Open rmcolq opened 5 years ago
Hi Rachel, thanks for the report! I completely agree that this needs to be fixed.
For anyone coming across this, I found a workaround.
I was working with a small toy reference 300bp long. If run with default parameters it hangs forever due to the length of one of the simulated reads being longer than my actual reference. So if you set --max-len
to be the length of your reference then it works fine.
@karel-brinda I wonder if max_readlength should be set by default to the length of the reference rather than infinity? https://github.com/karel-brinda/NanoSim-H/blob/1e2d374585903ceea50de0ea1be05da1ef869514/nanosimh/simulate.py#L785
It doesn't make sense to be able to generate reads longer than the reference?
Actually, I have been digging into this a little more and found something interesting. If I indeed set --max-len
to the length of the reference (300) it gets part of the way through and then hangs. If I take that down to about 290 it runs fine.

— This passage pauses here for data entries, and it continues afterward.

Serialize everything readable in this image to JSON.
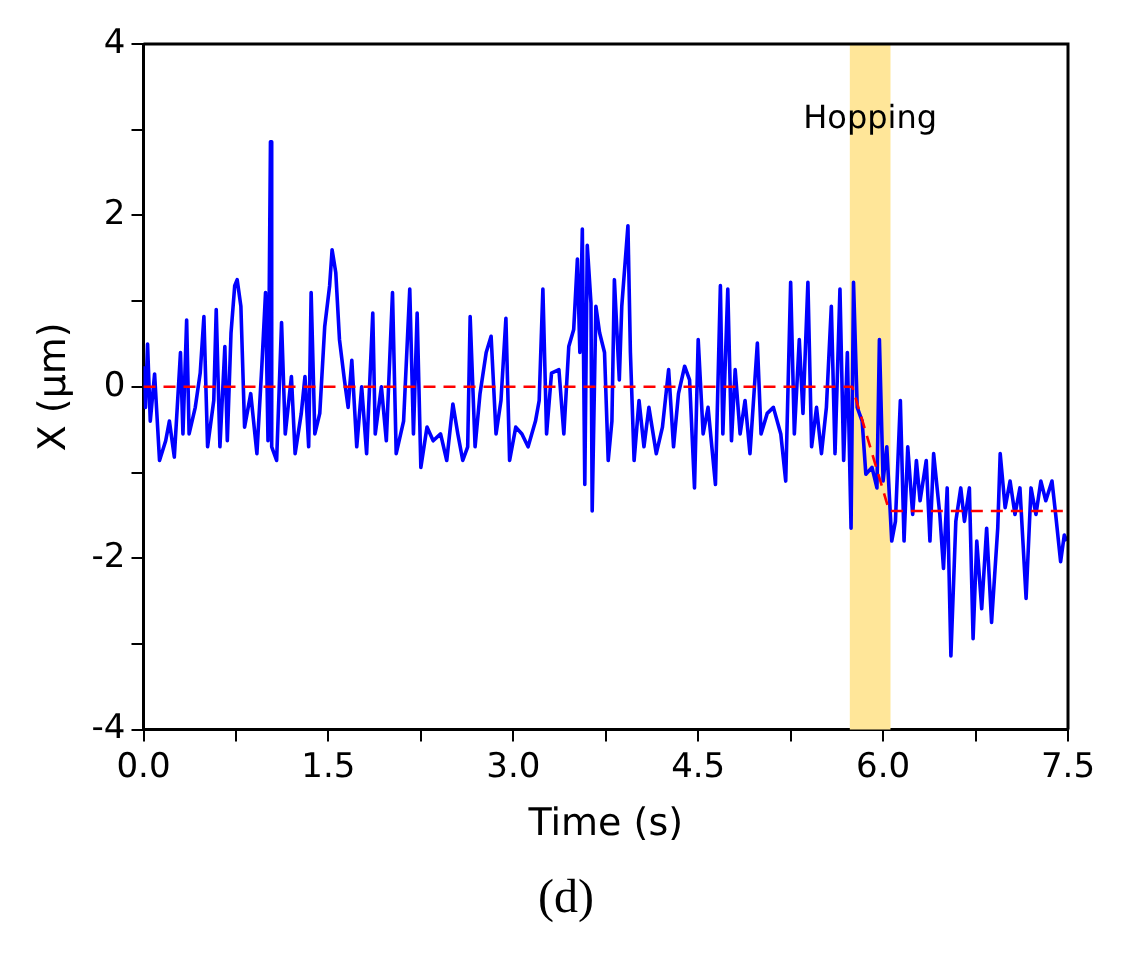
{
  "chart_data": {
    "type": "line",
    "xlabel": "Time (s)",
    "ylabel": "X (μm)",
    "annotations": [
      "(d)"
    ],
    "xlim": [
      0,
      7.5
    ],
    "xticks": [
      {
        "value": 0,
        "label": "0.0"
      },
      {
        "value": 0.75,
        "label": null
      },
      {
        "value": 1.5,
        "label": "1.5"
      },
      {
        "value": 2.25,
        "label": null
      },
      {
        "value": 3,
        "label": "3.0"
      },
      {
        "value": 3.75,
        "label": null
      },
      {
        "value": 4.5,
        "label": "4.5"
      },
      {
        "value": 5.25,
        "label": null
      },
      {
        "value": 6,
        "label": "6.0"
      },
      {
        "value": 6.75,
        "label": null
      },
      {
        "value": 7.5,
        "label": "7.5"
      }
    ],
    "ylim": [
      -4,
      4
    ],
    "yticks": [
      -4,
      {
        "value": -3,
        "label": null
      },
      -2,
      {
        "value": -1,
        "label": null
      },
      0,
      {
        "value": 1,
        "label": null
      },
      2,
      {
        "value": 3,
        "label": null
      },
      4
    ],
    "bands": [
      {
        "axis": "x",
        "from": 5.73,
        "to": 6.06,
        "label": "Hopping",
        "color": "#ffe699"
      }
    ],
    "series": [
      {
        "color": "#0000ff",
        "x": [
          0,
          0.016,
          0.033,
          0.055,
          0.09,
          0.13,
          0.18,
          0.21,
          0.25,
          0.3,
          0.32,
          0.35,
          0.37,
          0.42,
          0.46,
          0.49,
          0.52,
          0.57,
          0.59,
          0.62,
          0.66,
          0.68,
          0.71,
          0.74,
          0.76,
          0.79,
          0.82,
          0.87,
          0.92,
          0.96,
          0.99,
          1.01,
          1.03,
          1.04,
          1.08,
          1.12,
          1.15,
          1.2,
          1.23,
          1.28,
          1.31,
          1.34,
          1.36,
          1.39,
          1.43,
          1.47,
          1.51,
          1.53,
          1.56,
          1.59,
          1.63,
          1.66,
          1.69,
          1.73,
          1.77,
          1.81,
          1.86,
          1.88,
          1.93,
          1.97,
          2.02,
          2.05,
          2.11,
          2.16,
          2.19,
          2.22,
          2.25,
          2.3,
          2.35,
          2.41,
          2.46,
          2.51,
          2.55,
          2.59,
          2.63,
          2.65,
          2.69,
          2.73,
          2.78,
          2.82,
          2.86,
          2.9,
          2.94,
          2.97,
          3.02,
          3.07,
          3.12,
          3.18,
          3.21,
          3.24,
          3.27,
          3.31,
          3.37,
          3.41,
          3.45,
          3.49,
          3.52,
          3.54,
          3.56,
          3.58,
          3.6,
          3.63,
          3.64,
          3.67,
          3.7,
          3.74,
          3.77,
          3.8,
          3.82,
          3.86,
          3.88,
          3.93,
          3.95,
          3.98,
          4.02,
          4.06,
          4.1,
          4.16,
          4.21,
          4.26,
          4.3,
          4.34,
          4.39,
          4.43,
          4.47,
          4.5,
          4.54,
          4.58,
          4.64,
          4.68,
          4.7,
          4.74,
          4.77,
          4.8,
          4.84,
          4.88,
          4.92,
          4.98,
          5.01,
          5.06,
          5.11,
          5.17,
          5.21,
          5.25,
          5.28,
          5.32,
          5.35,
          5.39,
          5.42,
          5.46,
          5.5,
          5.54,
          5.58,
          5.61,
          5.65,
          5.68,
          5.71,
          5.74,
          5.76,
          5.79,
          5.83,
          5.86,
          5.91,
          5.95,
          5.97,
          6.0,
          6.03,
          6.07,
          6.1,
          6.14,
          6.17,
          6.2,
          6.24,
          6.27,
          6.3,
          6.35,
          6.38,
          6.41,
          6.46,
          6.49,
          6.52,
          6.55,
          6.59,
          6.63,
          6.66,
          6.7,
          6.73,
          6.76,
          6.8,
          6.84,
          6.88,
          6.93,
          6.95,
          6.99,
          7.03,
          7.07,
          7.11,
          7.16,
          7.2,
          7.24,
          7.28,
          7.32,
          7.37,
          7.4,
          7.44,
          7.47,
          7.49
        ],
        "values": [
          0.24,
          -0.24,
          0.5,
          -0.4,
          0.15,
          -0.86,
          -0.63,
          -0.4,
          -0.82,
          0.4,
          -0.55,
          0.78,
          -0.55,
          -0.24,
          0.16,
          0.82,
          -0.7,
          -0.16,
          0.9,
          -0.7,
          0.47,
          -0.63,
          0.63,
          1.18,
          1.25,
          0.94,
          -0.47,
          -0.08,
          -0.78,
          0.24,
          1.1,
          -0.63,
          2.86,
          -0.7,
          -0.86,
          0.75,
          -0.55,
          0.12,
          -0.78,
          -0.31,
          0.12,
          -0.7,
          1.1,
          -0.55,
          -0.31,
          0.7,
          1.18,
          1.6,
          1.33,
          0.55,
          0.08,
          -0.24,
          0.31,
          -0.7,
          0,
          -0.78,
          0.86,
          -0.55,
          0,
          -0.63,
          1.1,
          -0.78,
          -0.4,
          1.14,
          -0.55,
          0.86,
          -0.94,
          -0.47,
          -0.63,
          -0.55,
          -0.86,
          -0.2,
          -0.55,
          -0.86,
          -0.7,
          0.82,
          -0.7,
          -0.08,
          0.4,
          0.59,
          -0.55,
          -0.16,
          0.8,
          -0.86,
          -0.47,
          -0.55,
          -0.7,
          -0.4,
          -0.16,
          1.14,
          -0.55,
          0.16,
          0.2,
          -0.55,
          0.47,
          0.67,
          1.49,
          0.4,
          1.84,
          -1.14,
          1.65,
          0.98,
          -1.45,
          0.94,
          0.63,
          0.4,
          -0.86,
          -0.4,
          1.25,
          0.08,
          0.94,
          1.88,
          0.4,
          -0.86,
          -0.16,
          -0.7,
          -0.24,
          -0.78,
          -0.47,
          0.2,
          -0.7,
          -0.08,
          0.24,
          0.08,
          -1.18,
          0.55,
          -0.55,
          -0.24,
          -1.14,
          1.18,
          -0.55,
          1.14,
          -0.63,
          0.2,
          -0.55,
          -0.16,
          -0.78,
          0.51,
          -0.55,
          -0.31,
          -0.24,
          -0.55,
          -1.1,
          1.22,
          -0.55,
          0.55,
          -0.31,
          1.22,
          -0.7,
          -0.24,
          -0.78,
          -0.24,
          0.94,
          -0.78,
          1.14,
          -0.86,
          0.4,
          -1.65,
          1.22,
          -0.24,
          -0.4,
          -1.02,
          -0.94,
          -1.18,
          0.55,
          -1.1,
          -0.7,
          -1.8,
          -1.57,
          -0.16,
          -1.8,
          -0.7,
          -1.49,
          -0.86,
          -1.33,
          -0.86,
          -1.8,
          -0.78,
          -1.49,
          -2.12,
          -1.18,
          -3.14,
          -1.57,
          -1.18,
          -1.57,
          -1.18,
          -2.94,
          -1.8,
          -2.59,
          -1.65,
          -2.75,
          -1.65,
          -0.78,
          -1.41,
          -1.1,
          -1.49,
          -1.18,
          -2.47,
          -1.18,
          -1.49,
          -1.1,
          -1.33,
          -1.1,
          -1.49,
          -2.04,
          -1.73,
          -1.8
        ]
      },
      {
        "color": "#ff0000",
        "line_style": "dashed",
        "x": [
          0,
          5.75,
          6.05,
          7.5
        ],
        "values": [
          0,
          0,
          -1.45,
          -1.45
        ]
      }
    ]
  }
}
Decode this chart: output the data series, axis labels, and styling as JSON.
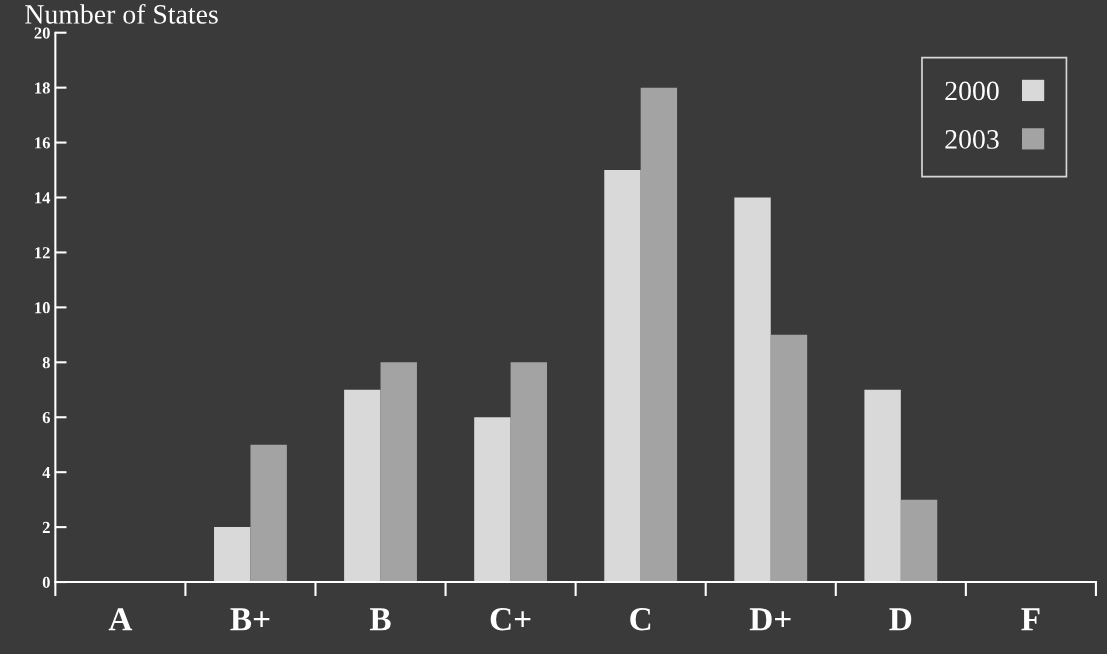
{
  "chart_data": {
    "type": "bar",
    "ylabel": "Number of States",
    "categories": [
      "A",
      "B+",
      "B",
      "C+",
      "C",
      "D+",
      "D",
      "F"
    ],
    "series": [
      {
        "name": "2000",
        "color": "#d9d9d9",
        "values": [
          0,
          2,
          7,
          6,
          15,
          14,
          7,
          0
        ]
      },
      {
        "name": "2003",
        "color": "#a3a3a3",
        "values": [
          0,
          5,
          8,
          8,
          18,
          9,
          3,
          0
        ]
      }
    ],
    "ylim": [
      0,
      20
    ],
    "yticks": [
      0,
      2,
      4,
      6,
      8,
      10,
      12,
      14,
      16,
      18,
      20
    ],
    "grid": false,
    "legend": "top right"
  }
}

But if I also set --min-len
to the same as --max-len
then it just hangs.
However, if I make --min-len
1 less than --max-len
it has an ETA of 2 hours for 1000 reads - this seems to be expected though as mentioned in the nanosim README
If you want the fasta file I am working with I'll attach it below (it says it's a .txt file but it is actually fasta).
Pretty sure there's a bug in extract_read
. In the use-case where your reference sequence is a single short non-circular chromosome (perhaps because the "chromosome" is really a PCR amplicon you want to simulate reads of), it is highly likely that get_length
will return some values greater than your sequence length. When extract_read
gets called with such a length
value, length
gets set to max(seq_len.values())
which in turn equals genome_len
. Then we repeatedly try to generate a read start position with this line:
ref_pos = random.randint(0, genome_len)
Then we hit this if
/elif
/else
block:
if ref_pos + length < seq_len[key]:
new_read = seq_dict[key][ref_pos:ref_pos + length]
read_info = (key, ref_pos)
break
elif ref_pos < seq_len[key]:
break
else:
ref_pos -= seq_len[key]
But even in the best case where ref_pos
is 0, ref_pos + length < seq_len[key]
is guaranteed to be false in the single-short-chromosome scenario because length equals seq_len[key]. So new_read
never gets set and we stay in the while True:
loop generating new random start positions forever.
I'll have a fiddle around and see if there's an easy fix.
https://github.com/karel-brinda/NanoSim-H/pull/16 fixes the hang. However, when running against a short reference with that fix applied, I now see this crash instead:
Traceback (most recent call last):
File "/Library/Frameworks/Python.framework/Versions/3.6/bin/nanosim-h", line 11, in <module>
load_entry_point('NanoSim-H', 'console_scripts', 'nanosim-h')()
File "/Users/markamery/NanoSim-H/nanosimh/__init__.py", line 19, in nanosimh_simulate
simulate.main()
File "/Users/markamery/NanoSim-H/nanosimh/simulate.py", line 1010, in main
min_l=min_readlength, merge=merge, rnf=rnf, rnf_cigar=rnf_cigar
File "/Users/markamery/NanoSim-H/nanosimh/simulate.py", line 455, in simulation
read_mutated, cigar = mutate_read(new_read, new_read_name, out_error, error_dict, kmer_bias)
File "/Users/markamery/NanoSim-H/nanosimh/simulate.py", line 702, in mutate_read
tmp_bases.remove(read[key + i])
IndexError: string index out of range
I'll keep debugging. :)
I've pushed another commit to #16 to fix the error mentioned above.
I think this is fixed on devel and can be closed?
Not yet released to master or PyPI, though.
It's included in the devel
branch, but not yet in master (sorry for the delay).
You can install the devel version by:
pip install git+https://github.com/karel-brinda/NanoSim-H@devel
I realise this is not the typical use case, but I was trying to simulate reads with the error profile of nanopore and did not care about the length. I ran the example case just fine, but found that when I simulated reads from a short sequence (2000bps) this caused nanosim-h to start and just hang until my server timed out. Adding 15,000 "A"s to the beginning and end of my short sequence enabled it to work. A sanity check on user input would be a good idea.